Ignorance Dressed as Truth
We often think we know best. We often think we know the way the world works and we know the best way to deal with a situation. But often we are looking at it from our lens and not from the position of others.
I remember one time on a particularly cold day in New York I had a friend make an offhand comment about climate change. Due to the cold weather he scoffed at global warming because it was so darn cold! From his perspective it didn’t make any sense to say the world’s temperature was heating up.
Yet at that same time, as we were in winter here, Australia was having a summer that was breaking records. Moreover, the overall temperature of the earth was higher, but where we were it was colder.
Regardless of what you think about climate change, you can see that making a claim based on one’s own experience while there is a world full of other experiences can be folly.
Wisdom Admits Ignorance
So what’s the best approach? To not have all the answers.
I love to make videos. I enjoy writing. I can speak in those areas intelligently. Yet, when it comes to cooking, I’m pretty clueless. I have some depth in nutritional information, but have no idea about food pairings, seasoning, and flavor combinations. To try to give a chef advice would be foolish.
Likewise, I’m skilled as a middle-class, straight, white male. I can tell you what that experience is like. I have a depth of knowledge here. But to try to tell you what it’s like to be a black male or a rich or poor person, or a female, or a homosexual – these are outside of my scope of understanding. I listen. I hear what people in these experiences say. I do what I can to understand and empathize, but I am not an expert.

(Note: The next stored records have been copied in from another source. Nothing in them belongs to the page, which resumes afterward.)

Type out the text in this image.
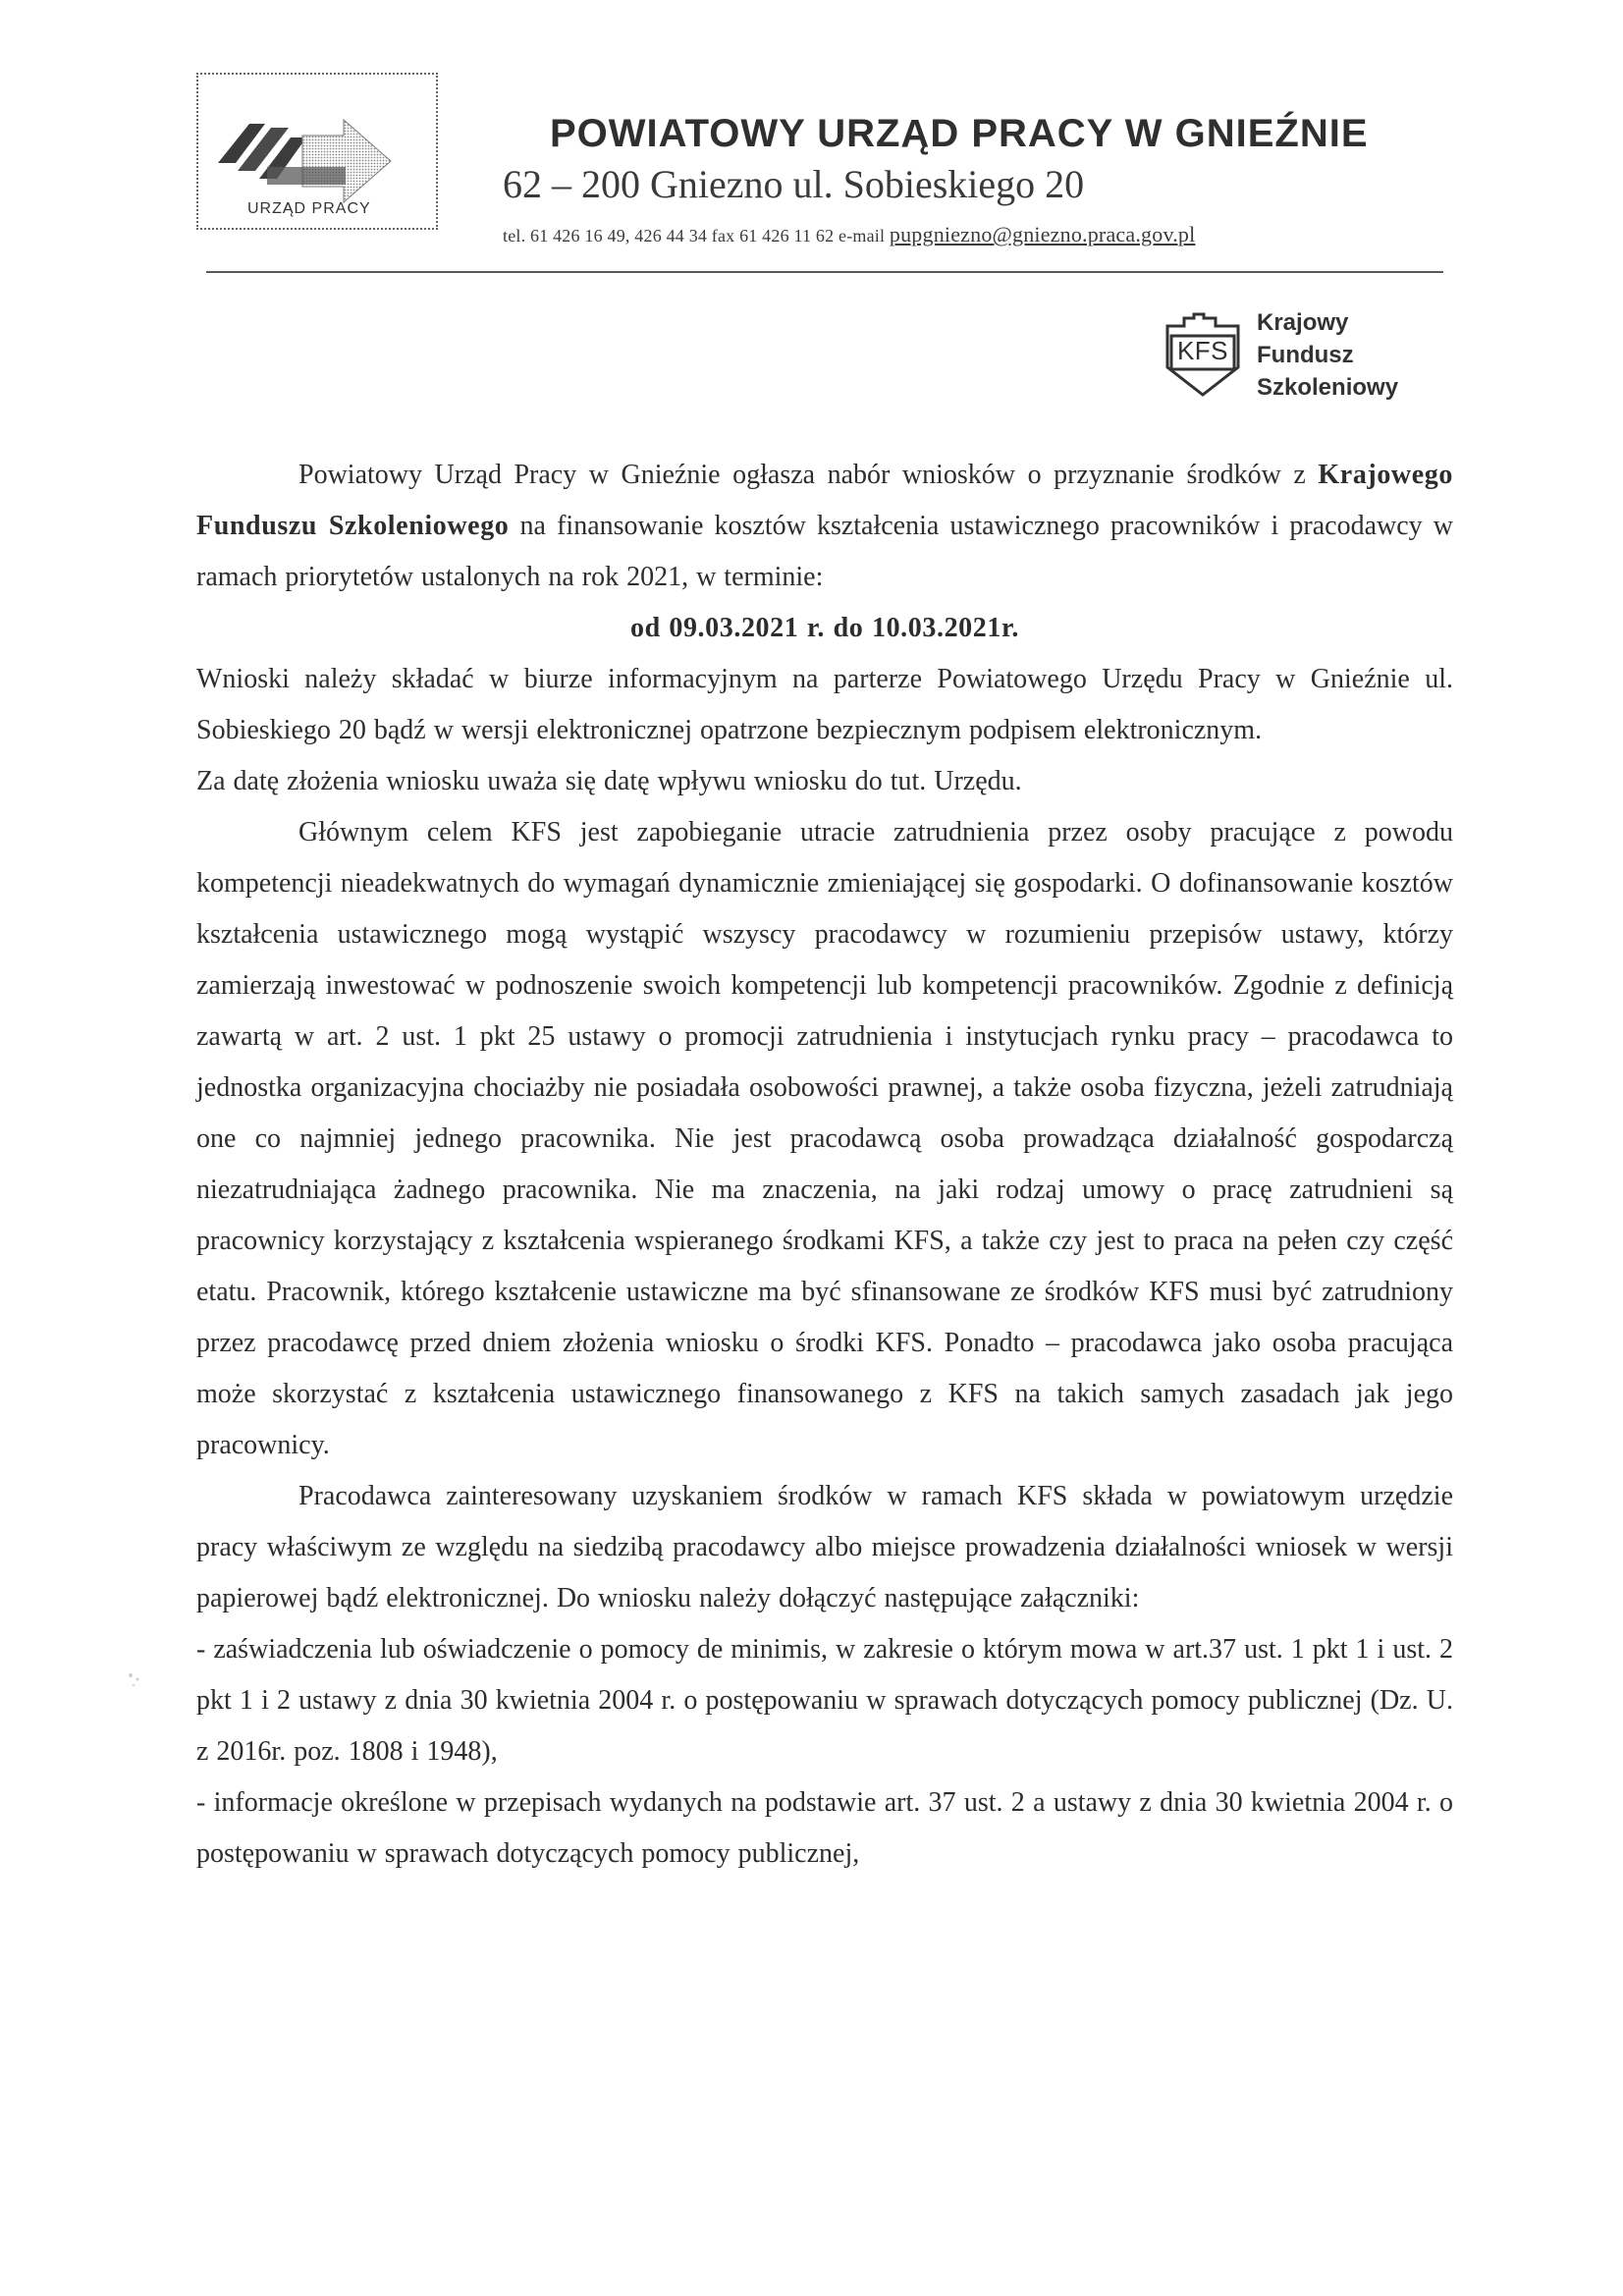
URZĄD PRACY
POWIATOWY URZĄD PRACY W GNIEŹNIE
62 – 200 Gniezno ul. Sobieskiego 20
tel. 61 426 16 49, 426 44 34 fax 61 426 11 62 e-mail pupgniezno@gniezno.praca.gov.pl
KFS
Krajowy
Fundusz
Szkoleniowy

Powiatowy Urząd Pracy w Gnieźnie ogłasza nabór wniosków o przyznanie środków z Krajowego Funduszu Szkoleniowego na finansowanie kosztów kształcenia ustawicznego pracowników i pracodawcy w ramach priorytetów ustalonych na rok 2021, w terminie:

od 09.03.2021 r. do 10.03.2021r.

Wnioski należy składać w biurze informacyjnym na parterze Powiatowego Urzędu Pracy w Gnieźnie ul. Sobieskiego 20 bądź w wersji elektronicznej opatrzone bezpiecznym podpisem elektronicznym.

Za datę złożenia wniosku uważa się datę wpływu wniosku do tut. Urzędu.

Głównym celem KFS jest zapobieganie utracie zatrudnienia przez osoby pracujące z powodu kompetencji nieadekwatnych do wymagań dynamicznie zmieniającej się gospodarki. O dofinansowanie kosztów kształcenia ustawicznego mogą wystąpić wszyscy pracodawcy w rozumieniu przepisów ustawy, którzy zamierzają inwestować w podnoszenie swoich kompetencji lub kompetencji pracowników. Zgodnie z definicją zawartą w art. 2 ust. 1 pkt 25 ustawy o promocji zatrudnienia i instytucjach rynku pracy – pracodawca to jednostka organizacyjna chociażby nie posiadała osobowości prawnej, a także osoba fizyczna, jeżeli zatrudniają one co najmniej jednego pracownika. Nie jest pracodawcą osoba prowadząca działalność gospodarczą niezatrudniająca żadnego pracownika. Nie ma znaczenia, na jaki rodzaj umowy o pracę zatrudnieni są pracownicy korzystający z kształcenia wspieranego środkami KFS, a także czy jest to praca na pełen czy część etatu. Pracownik, którego kształcenie ustawiczne ma być sfinansowane ze środków KFS musi być zatrudniony przez pracodawcę przed dniem złożenia wniosku o środki KFS. Ponadto – pracodawca jako osoba pracująca może skorzystać z kształcenia ustawicznego finansowanego z KFS na takich samych zasadach jak jego pracownicy.

Pracodawca zainteresowany uzyskaniem środków w ramach KFS składa w powiatowym urzędzie pracy właściwym ze względu na siedzibą pracodawcy albo miejsce prowadzenia działalności wniosek w wersji papierowej bądź elektronicznej. Do wniosku należy dołączyć następujące załączniki:

- zaświadczenia lub oświadczenie o pomocy de minimis, w zakresie o którym mowa w art.37 ust. 1 pkt 1 i ust. 2 pkt 1 i 2 ustawy z dnia 30 kwietnia 2004 r. o postępowaniu w sprawach dotyczących pomocy publicznej (Dz. U. z 2016r. poz. 1808 i 1948),

- informacje określone w przepisach wydanych na podstawie art. 37 ust. 2 a ustawy z dnia 30 kwietnia 2004 r. o postępowaniu w sprawach dotyczących pomocy publicznej,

If someone asks my advice for cooking, my best bet is not to advise them. My best bet is to send them to a chef. If someone asks my advice for a minority, or a woman, or someone of a different religion, my best bet is to send them to those people.
True wisdom doesn’t believe it knows everything. True wisdom understands how little it knows and how much can be learned by listening.
The Best Approach
Do you want to honor Dr. King today? Do you want to be part of the solution? My advice: stop reading this post. Go find people who have been there like Representative Lewis who marched with Dr. King. Find people who have fought for justice like Bree Newsome. Find people who are on the front lines fighting Inequality like Rev Dr. Barber. Find people who actually know what it’s like and listen. You don’t have to agree. You don’t have to listen to these specific people. But, you do need to find people who understand and listen.
If you want to make a difference in your world today, if you want to honor the legacy of Dr. King, get out of your bubble and listen to people outside your circle. Admit that you don’t know everything. Don’t try to have the answers; simply listen. Because asking is better than knowing.